I’ll spare most of the fun in macroeconomic theory and just say this: the Euro is so toast.
If you’re not much for keeping up on the financial markets, here’s the Europe crisis explanation in less than 300 words.
Europe’s Economic Problems in 300 Words
Europe shares a common currency.
European nations do not have the same problems, nor do they have the same desire to fix said problems.
Traditionally, countries facing a debt crisis inflate their currency to repay debts. However, because European nations all share the same currency, you have to have agreement among all nations (or at least those that carry most of the political weight) to approve measures to create liquidity.
Those nations that carry the most political weight naturally have the most economic weight. Germany doesn’t really care about Greece’s problems, because it doesn’t want to fool around with policy that affects its $3+ trillion economy to maybe save Greece’s $300 billion economy.
Greece has a politically irate population unwilling to take an offer by the broader Eurozone to essentially remove Greece’s debt problem if the nation agrees to higher taxes and fewer social services.
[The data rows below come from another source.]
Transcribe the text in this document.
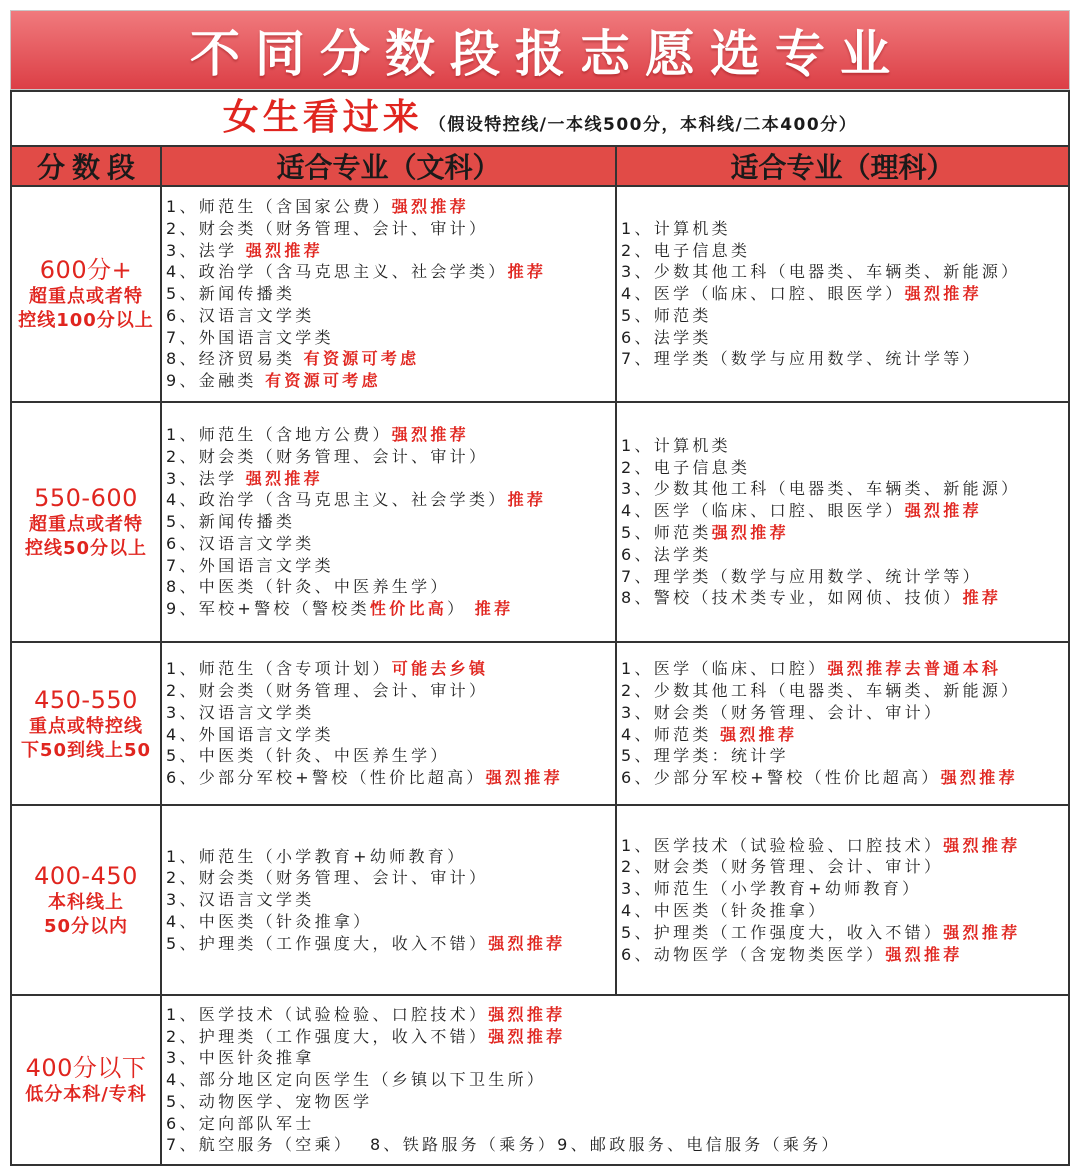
不同分数段报志愿选专业
女生看过来 （假设特控线/一本线500分，本科线/二本400分）
分数段	适合专业（文科）	适合专业（理科）
600分+
超重点或者特
控线100分以上
1、师范生（含国家公费）强烈推荐
2、财会类（财务管理、会计、审计）
3、法学 强烈推荐
4、政治学（含马克思主义、社会学类）推荐
5、新闻传播类
6、汉语言文学类
7、外国语言文学类
8、经济贸易类 有资源可考虑
9、金融类 有资源可考虑
1、计算机类
2、电子信息类
3、少数其他工科（电器类、车辆类、新能源）
4、医学（临床、口腔、眼医学）强烈推荐
5、师范类
6、法学类
7、理学类（数学与应用数学、统计学等）
550-600
超重点或者特
控线50分以上
1、师范生（含地方公费）强烈推荐
2、财会类（财务管理、会计、审计）
3、法学 强烈推荐
4、政治学（含马克思主义、社会学类）推荐
5、新闻传播类
6、汉语言文学类
7、外国语言文学类
8、中医类（针灸、中医养生学）
9、军校+警校（警校类性价比高） 推荐
1、计算机类
2、电子信息类
3、少数其他工科（电器类、车辆类、新能源）
4、医学（临床、口腔、眼医学）强烈推荐
5、师范类强烈推荐
6、法学类
7、理学类（数学与应用数学、统计学等）
8、警校（技术类专业，如网侦、技侦）推荐
450-550
重点或特控线
下50到线上50
1、师范生（含专项计划）可能去乡镇
2、财会类（财务管理、会计、审计）
3、汉语言文学类
4、外国语言文学类
5、中医类（针灸、中医养生学）
6、少部分军校+警校（性价比超高）强烈推荐
1、医学（临床、口腔）强烈推荐去普通本科
2、少数其他工科（电器类、车辆类、新能源）
3、财会类（财务管理、会计、审计）
4、师范类 强烈推荐
5、理学类：统计学
6、少部分军校+警校（性价比超高）强烈推荐
400-450
本科线上
50分以内
1、师范生（小学教育+幼师教育）
2、财会类（财务管理、会计、审计）
3、汉语言文学类
4、中医类（针灸推拿）
5、护理类（工作强度大，收入不错）强烈推荐
1、医学技术（试验检验、口腔技术）强烈推荐
2、财会类（财务管理、会计、审计）
3、师范生（小学教育+幼师教育）
4、中医类（针灸推拿）
5、护理类（工作强度大，收入不错）强烈推荐
6、动物医学（含宠物类医学）强烈推荐
400分以下
低分本科/专科
1、医学技术（试验检验、口腔技术）强烈推荐
2、护理类（工作强度大，收入不错）强烈推荐
3、中医针灸推拿
4、部分地区定向医学生（乡镇以下卫生所）
5、动物医学、宠物医学
6、定向部队军士
7、航空服务（空乘）  8、铁路服务（乘务）9、邮政服务、电信服务（乘务）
Greece sees the solution to the problem as proposed to be unworkable. Greece knows that its problems will affect other EU nations so it can just sit around and do nothing, never agreeing to any proposal until it gets a more favorable deal.
Other EU nations don’t want to play along, because…well, “screw those guys!” Meanwhile, other countries that were on the brink are now on the verge of failure due to a greater slowdown.
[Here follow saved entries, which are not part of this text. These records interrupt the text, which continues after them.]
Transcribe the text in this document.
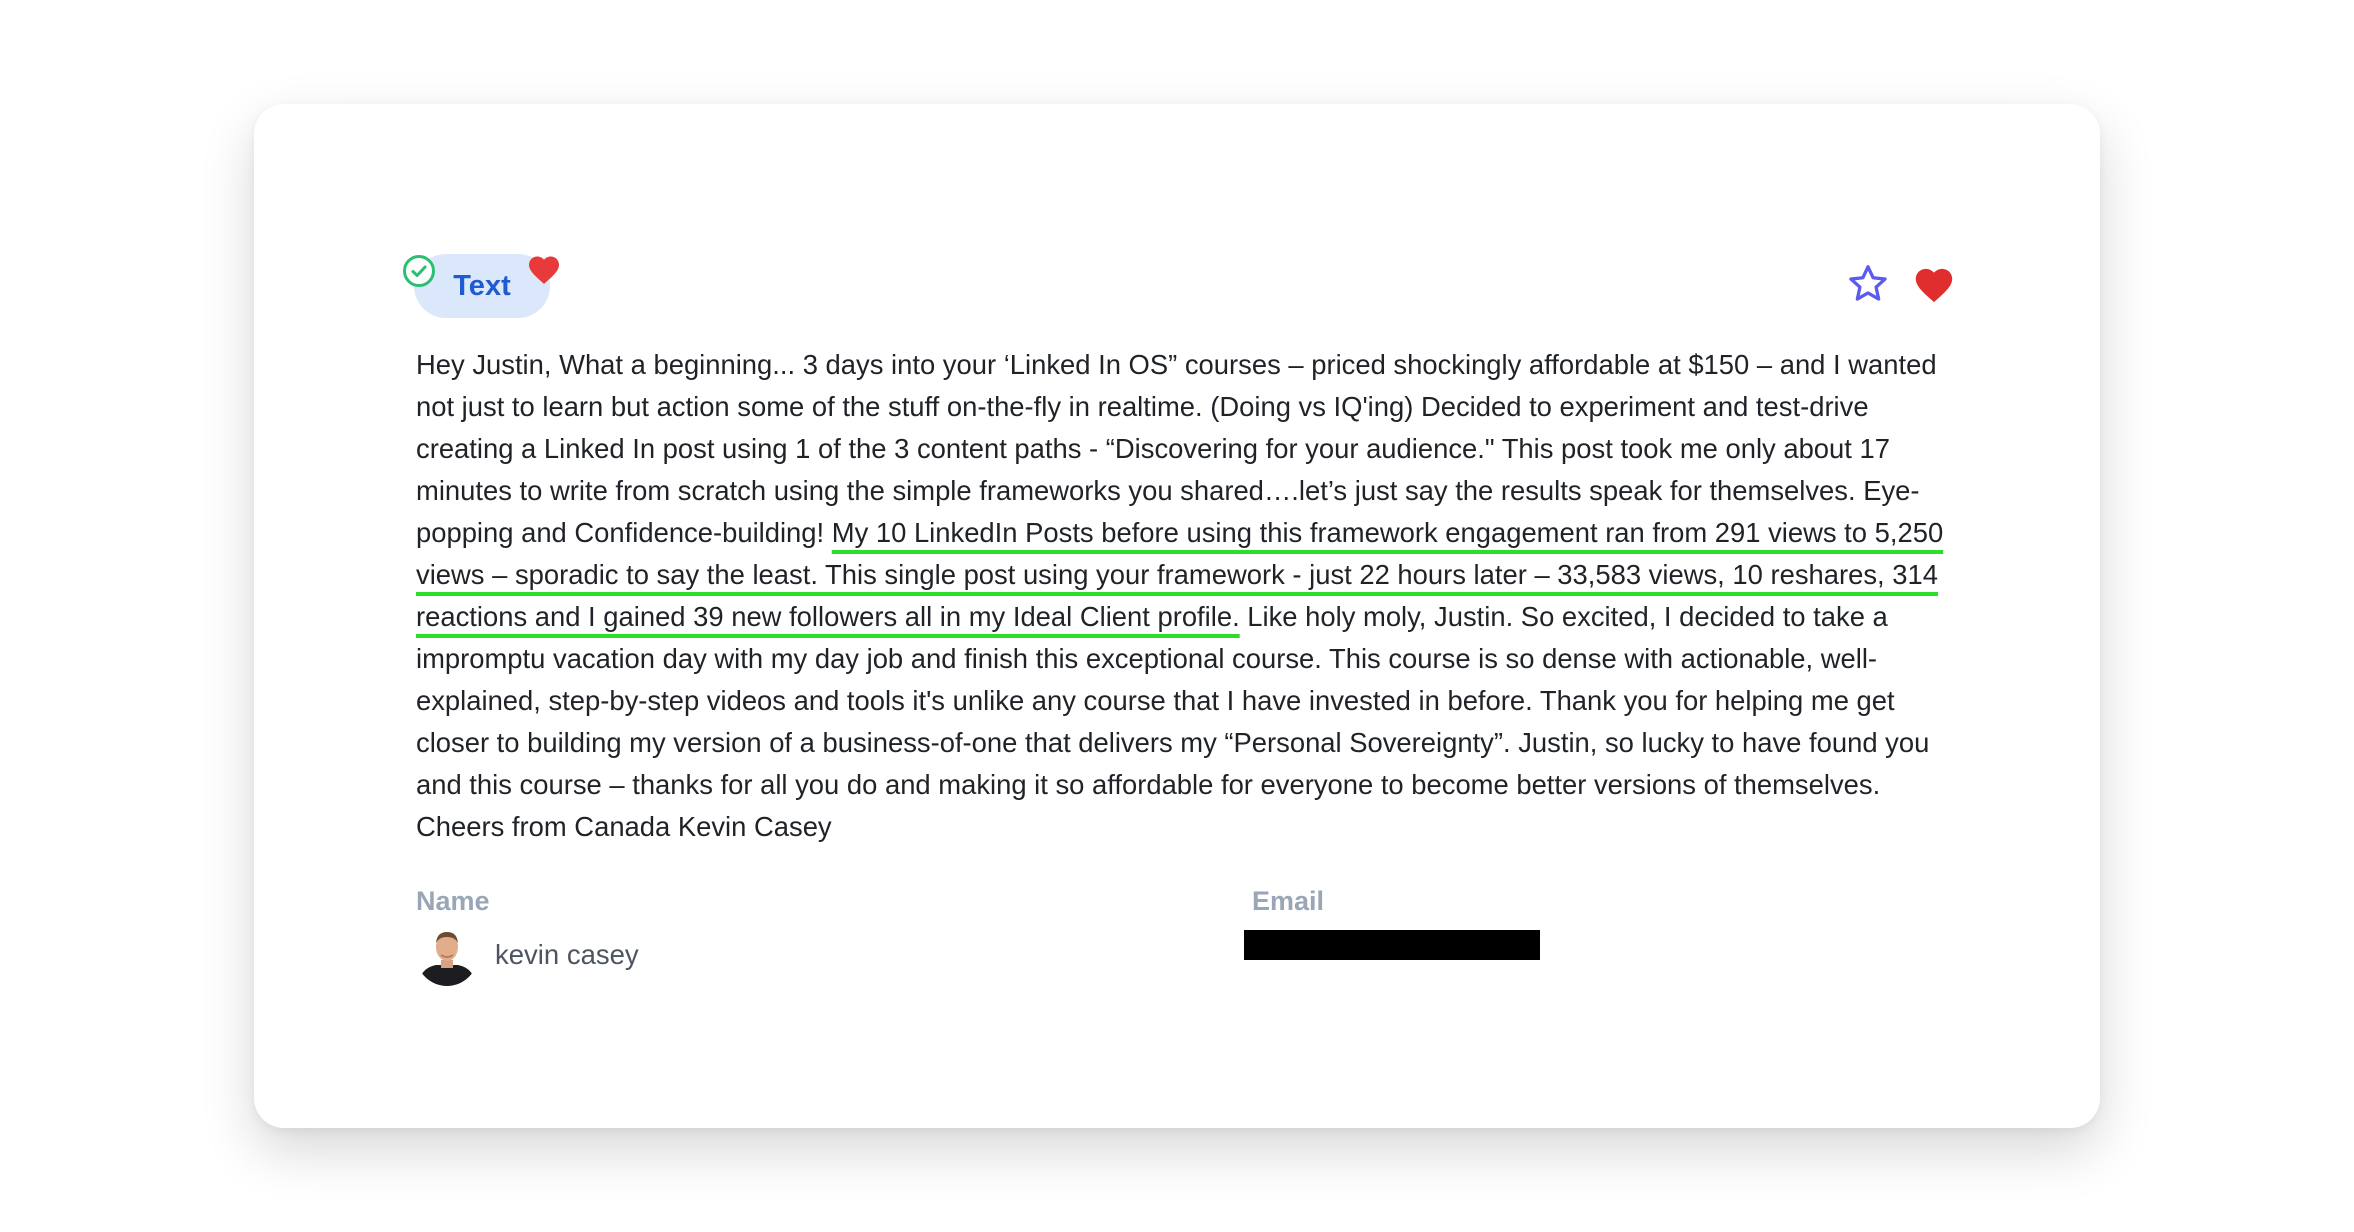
Text

Hey Justin, What a beginning... 3 days into your ‘Linked In OS” courses – priced shockingly affordable at $150 – and I wanted not just to learn but action some of the stuff on-the-fly in realtime. (Doing vs IQ'ing) Decided to experiment and test-drive creating a Linked In post using 1 of the 3 content paths - “Discovering for your audience." This post took me only about 17 minutes to write from scratch using the simple frameworks you shared….let’s just say the results speak for themselves. Eye-popping and Confidence-building! My 10 LinkedIn Posts before using this framework engagement ran from 291 views to 5,250 views – sporadic to say the least. This single post using your framework - just 22 hours later – 33,583 views, 10 reshares, 314 reactions and I gained 39 new followers all in my Ideal Client profile. Like holy moly, Justin. So excited, I decided to take a impromptu vacation day with my day job and finish this exceptional course. This course is so dense with actionable, well-explained, step-by-step videos and tools it's unlike any course that I have invested in before. Thank you for helping me get closer to building my version of a business-of-one that delivers my “Personal Sovereignty”. Justin, so lucky to have found you and this course – thanks for all you do and making it so affordable for everyone to become better versions of themselves. Cheers from Canada Kevin Casey

Name
kevin casey
Email
[redacted]
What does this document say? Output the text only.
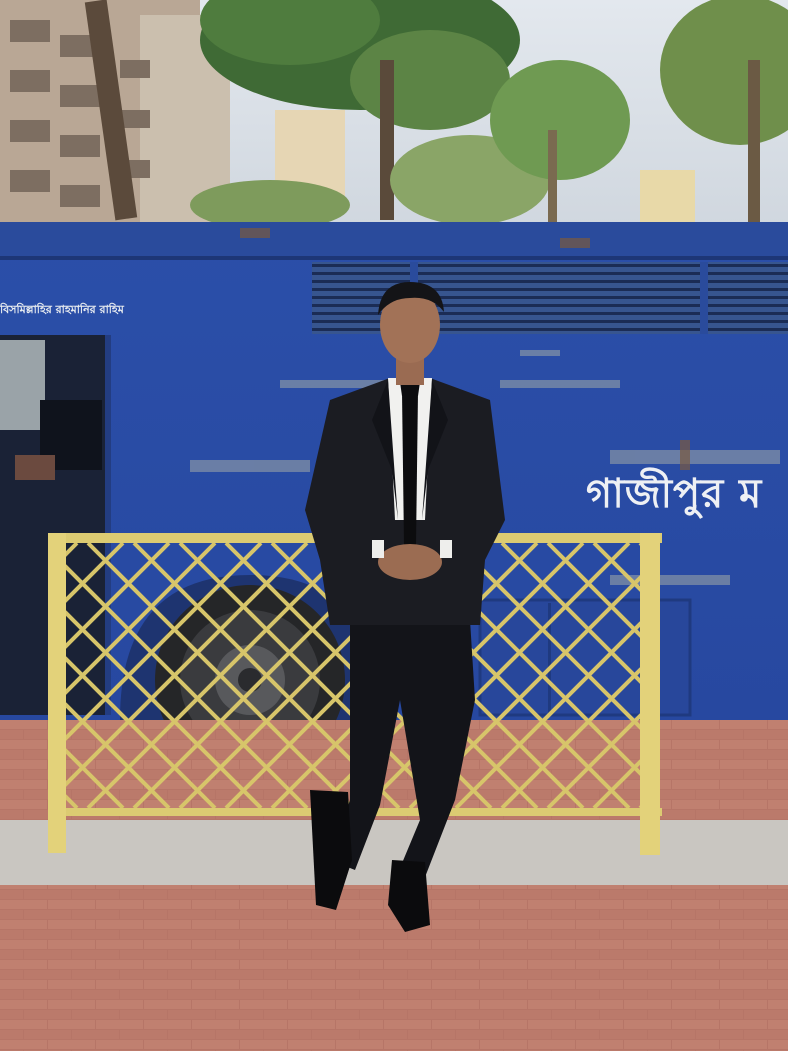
গাজীপুর ম
বিসমিল্লাহির রাহমানির রাহিম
So, basically, you have a macroeconomic staring competition going down. At some point, Greece’s economic woes will flow into the broader Eurozone. Other European banks, governments, and institutions hold Greek debt securities. And every moment we wait, things get worse elsewhere.
They could just cut the PIGS nations (Portugal, Italy, Greece, and Spain) free and let them deal with their own struggles on their own currencies. But that sets a precedent – all Euro-denominated debt is not the same in the risk of default. That’s not good for the markets.